Respir Med. 2012 Oct 17;

Authors: Cazzola M, Segreti A, Stirpe E, Puxeddu E, Ora J, Rogliani P, Matera MG

Abstract
AIM: In this randomized, double-blind, crossover study, we explored the acute effects on respiratory function and safety of an additional dose of indacaterol 150 μg in stable COPD patients regularly treated with a conventional dose of indacaterol 150 μg. METHODS: On two non-consecutive days, patients inhaled indacaterol 150 μg. After 180 min, they inhaled an additional dose of indacaterol 150 μg or placebo. Lung function, oxygen saturation by pulse oximetry (SpO(2)) and heart rate were measured before the first drug administration and up to 360 min thereafter. RESULTS: In both treatment groups, indacaterol induced a significant (P < 0.05) bronchodilation during all the study time. The difference between the FEV(1) AUCs(0-180 min) was not statistically significant (P = 0.971). On the contrary, the difference between the FEV(1) AUCs(180-360 min) was significant (P < 0.0001). However, only 8 out of 20 patients showed a further increase of at least 100 ml from the peak obtained after the first administration of indacaterol 150 μg with the second dose of 150 μg. Indacaterol 150 μg induced a modest but significant decrease in SpO(2) up to 60 min and a second dose of indacaterol 150 μg significantly decreased the SpO(2) mean value up to 360 min.
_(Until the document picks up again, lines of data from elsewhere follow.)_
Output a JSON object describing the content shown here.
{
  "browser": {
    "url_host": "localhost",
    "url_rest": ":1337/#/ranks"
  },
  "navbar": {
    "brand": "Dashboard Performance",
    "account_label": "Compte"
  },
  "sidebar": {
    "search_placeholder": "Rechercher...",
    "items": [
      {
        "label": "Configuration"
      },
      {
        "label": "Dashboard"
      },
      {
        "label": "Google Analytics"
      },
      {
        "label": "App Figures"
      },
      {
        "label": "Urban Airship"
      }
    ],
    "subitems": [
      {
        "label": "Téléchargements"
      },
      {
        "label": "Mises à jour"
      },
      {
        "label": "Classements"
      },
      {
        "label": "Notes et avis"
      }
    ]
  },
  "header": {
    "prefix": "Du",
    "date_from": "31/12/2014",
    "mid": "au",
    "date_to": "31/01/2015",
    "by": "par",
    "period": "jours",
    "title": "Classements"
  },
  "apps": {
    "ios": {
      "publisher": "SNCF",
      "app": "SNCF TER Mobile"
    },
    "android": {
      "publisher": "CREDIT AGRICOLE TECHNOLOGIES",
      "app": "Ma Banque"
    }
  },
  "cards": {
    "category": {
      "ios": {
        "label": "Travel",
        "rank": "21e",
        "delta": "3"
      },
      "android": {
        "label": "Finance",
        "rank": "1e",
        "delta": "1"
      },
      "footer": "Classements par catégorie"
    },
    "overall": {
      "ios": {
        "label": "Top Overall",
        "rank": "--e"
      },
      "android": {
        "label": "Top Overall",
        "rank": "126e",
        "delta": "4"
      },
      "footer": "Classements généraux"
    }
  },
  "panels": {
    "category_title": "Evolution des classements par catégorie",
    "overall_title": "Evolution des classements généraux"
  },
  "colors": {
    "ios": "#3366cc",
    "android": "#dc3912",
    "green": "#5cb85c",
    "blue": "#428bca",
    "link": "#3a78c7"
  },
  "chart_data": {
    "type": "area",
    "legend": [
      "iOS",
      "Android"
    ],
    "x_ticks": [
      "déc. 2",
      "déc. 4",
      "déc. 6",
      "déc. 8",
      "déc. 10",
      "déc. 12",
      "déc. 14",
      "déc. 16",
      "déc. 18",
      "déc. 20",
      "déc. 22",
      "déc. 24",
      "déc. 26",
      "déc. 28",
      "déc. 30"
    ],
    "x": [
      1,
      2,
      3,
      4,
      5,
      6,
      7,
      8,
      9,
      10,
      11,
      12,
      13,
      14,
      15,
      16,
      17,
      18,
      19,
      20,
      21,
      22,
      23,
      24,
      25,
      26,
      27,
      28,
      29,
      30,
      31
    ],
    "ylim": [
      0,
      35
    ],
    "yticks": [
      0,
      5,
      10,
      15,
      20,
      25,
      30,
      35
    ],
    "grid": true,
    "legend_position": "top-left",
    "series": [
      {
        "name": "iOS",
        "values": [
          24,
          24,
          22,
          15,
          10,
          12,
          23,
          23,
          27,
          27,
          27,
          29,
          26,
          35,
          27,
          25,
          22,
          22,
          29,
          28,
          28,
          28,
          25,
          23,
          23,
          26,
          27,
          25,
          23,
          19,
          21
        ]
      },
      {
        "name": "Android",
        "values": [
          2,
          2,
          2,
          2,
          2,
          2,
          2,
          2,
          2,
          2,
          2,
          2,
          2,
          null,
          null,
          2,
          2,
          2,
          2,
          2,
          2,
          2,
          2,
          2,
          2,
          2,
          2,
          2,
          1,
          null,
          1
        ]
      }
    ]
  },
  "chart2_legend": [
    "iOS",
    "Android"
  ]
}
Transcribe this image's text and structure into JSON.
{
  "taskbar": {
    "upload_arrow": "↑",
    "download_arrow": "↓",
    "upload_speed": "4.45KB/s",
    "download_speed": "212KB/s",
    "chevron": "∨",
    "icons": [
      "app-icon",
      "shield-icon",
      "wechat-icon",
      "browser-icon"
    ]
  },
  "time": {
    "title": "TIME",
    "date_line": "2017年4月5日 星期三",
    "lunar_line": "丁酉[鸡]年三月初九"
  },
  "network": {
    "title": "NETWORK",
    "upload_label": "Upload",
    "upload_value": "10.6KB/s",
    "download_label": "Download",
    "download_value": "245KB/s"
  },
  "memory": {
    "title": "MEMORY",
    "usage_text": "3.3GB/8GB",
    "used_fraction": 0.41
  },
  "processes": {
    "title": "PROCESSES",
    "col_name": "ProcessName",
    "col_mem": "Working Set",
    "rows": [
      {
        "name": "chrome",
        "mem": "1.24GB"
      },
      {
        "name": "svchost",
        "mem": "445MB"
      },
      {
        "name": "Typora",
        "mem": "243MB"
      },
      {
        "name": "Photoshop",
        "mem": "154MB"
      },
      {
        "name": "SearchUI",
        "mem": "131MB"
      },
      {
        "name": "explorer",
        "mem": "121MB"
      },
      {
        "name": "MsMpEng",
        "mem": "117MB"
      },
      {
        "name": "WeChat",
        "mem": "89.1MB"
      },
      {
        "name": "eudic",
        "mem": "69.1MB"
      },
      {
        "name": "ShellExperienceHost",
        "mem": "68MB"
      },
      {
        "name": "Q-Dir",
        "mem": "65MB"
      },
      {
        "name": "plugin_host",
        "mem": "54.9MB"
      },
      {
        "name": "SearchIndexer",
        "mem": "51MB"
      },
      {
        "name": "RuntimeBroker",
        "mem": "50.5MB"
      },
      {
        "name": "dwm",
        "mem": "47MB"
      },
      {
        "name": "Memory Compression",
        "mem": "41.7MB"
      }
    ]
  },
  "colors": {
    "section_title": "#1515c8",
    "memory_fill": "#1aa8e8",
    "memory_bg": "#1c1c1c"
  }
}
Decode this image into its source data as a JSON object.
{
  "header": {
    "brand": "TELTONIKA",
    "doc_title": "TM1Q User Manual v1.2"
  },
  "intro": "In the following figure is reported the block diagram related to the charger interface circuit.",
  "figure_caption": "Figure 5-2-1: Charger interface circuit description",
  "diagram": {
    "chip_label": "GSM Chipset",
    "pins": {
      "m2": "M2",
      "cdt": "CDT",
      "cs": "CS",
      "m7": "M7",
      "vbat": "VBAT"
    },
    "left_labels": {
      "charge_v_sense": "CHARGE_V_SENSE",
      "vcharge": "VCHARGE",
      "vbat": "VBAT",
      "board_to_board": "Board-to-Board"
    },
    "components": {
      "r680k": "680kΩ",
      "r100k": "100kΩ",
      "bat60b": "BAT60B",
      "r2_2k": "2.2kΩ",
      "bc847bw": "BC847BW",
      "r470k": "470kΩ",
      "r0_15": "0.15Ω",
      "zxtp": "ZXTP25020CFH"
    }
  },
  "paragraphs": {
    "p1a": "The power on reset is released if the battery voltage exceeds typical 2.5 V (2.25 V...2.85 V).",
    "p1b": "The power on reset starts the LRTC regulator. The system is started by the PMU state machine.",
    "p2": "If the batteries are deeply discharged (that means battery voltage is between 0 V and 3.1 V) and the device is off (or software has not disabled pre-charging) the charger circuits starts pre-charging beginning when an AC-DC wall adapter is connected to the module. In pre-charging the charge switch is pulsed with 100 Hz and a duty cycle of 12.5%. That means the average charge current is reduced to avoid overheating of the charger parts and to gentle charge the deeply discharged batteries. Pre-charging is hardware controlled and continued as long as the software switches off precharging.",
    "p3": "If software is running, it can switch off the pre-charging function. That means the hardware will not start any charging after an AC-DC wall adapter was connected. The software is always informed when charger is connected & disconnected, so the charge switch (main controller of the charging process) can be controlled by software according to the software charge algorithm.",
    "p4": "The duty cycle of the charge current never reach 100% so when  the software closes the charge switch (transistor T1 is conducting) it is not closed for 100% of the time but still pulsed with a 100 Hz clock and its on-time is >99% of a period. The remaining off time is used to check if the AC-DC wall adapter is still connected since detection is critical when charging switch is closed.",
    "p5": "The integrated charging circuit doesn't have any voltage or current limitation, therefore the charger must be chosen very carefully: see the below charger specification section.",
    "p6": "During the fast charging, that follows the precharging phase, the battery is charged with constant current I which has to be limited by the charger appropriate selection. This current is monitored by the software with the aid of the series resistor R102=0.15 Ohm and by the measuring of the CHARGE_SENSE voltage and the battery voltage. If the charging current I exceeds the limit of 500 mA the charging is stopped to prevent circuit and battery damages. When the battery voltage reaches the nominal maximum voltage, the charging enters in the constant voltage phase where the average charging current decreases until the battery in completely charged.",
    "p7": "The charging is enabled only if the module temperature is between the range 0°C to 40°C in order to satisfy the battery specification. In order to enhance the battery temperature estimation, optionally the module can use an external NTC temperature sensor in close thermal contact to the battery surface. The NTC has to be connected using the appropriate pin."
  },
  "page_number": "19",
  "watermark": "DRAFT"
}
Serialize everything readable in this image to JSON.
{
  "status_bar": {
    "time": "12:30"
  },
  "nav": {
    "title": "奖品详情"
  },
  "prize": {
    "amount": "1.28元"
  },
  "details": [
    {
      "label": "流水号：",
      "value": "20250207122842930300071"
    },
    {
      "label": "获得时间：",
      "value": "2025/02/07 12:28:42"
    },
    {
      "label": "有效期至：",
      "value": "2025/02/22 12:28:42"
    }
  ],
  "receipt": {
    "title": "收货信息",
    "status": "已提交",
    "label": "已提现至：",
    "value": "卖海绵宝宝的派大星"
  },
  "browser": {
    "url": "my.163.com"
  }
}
CONCLUSION: This study suggests that it is reasonable and safe to increase the dose of indacaterol in those stable COPD patients who are under regular therapy with indacaterol 150 μg from which they do not draw the maximum benefit because they are unable to perceive bronchodilation. However, only a minority of patients seem to benefit from this dose escalation, at least in terms of spirometric improvement.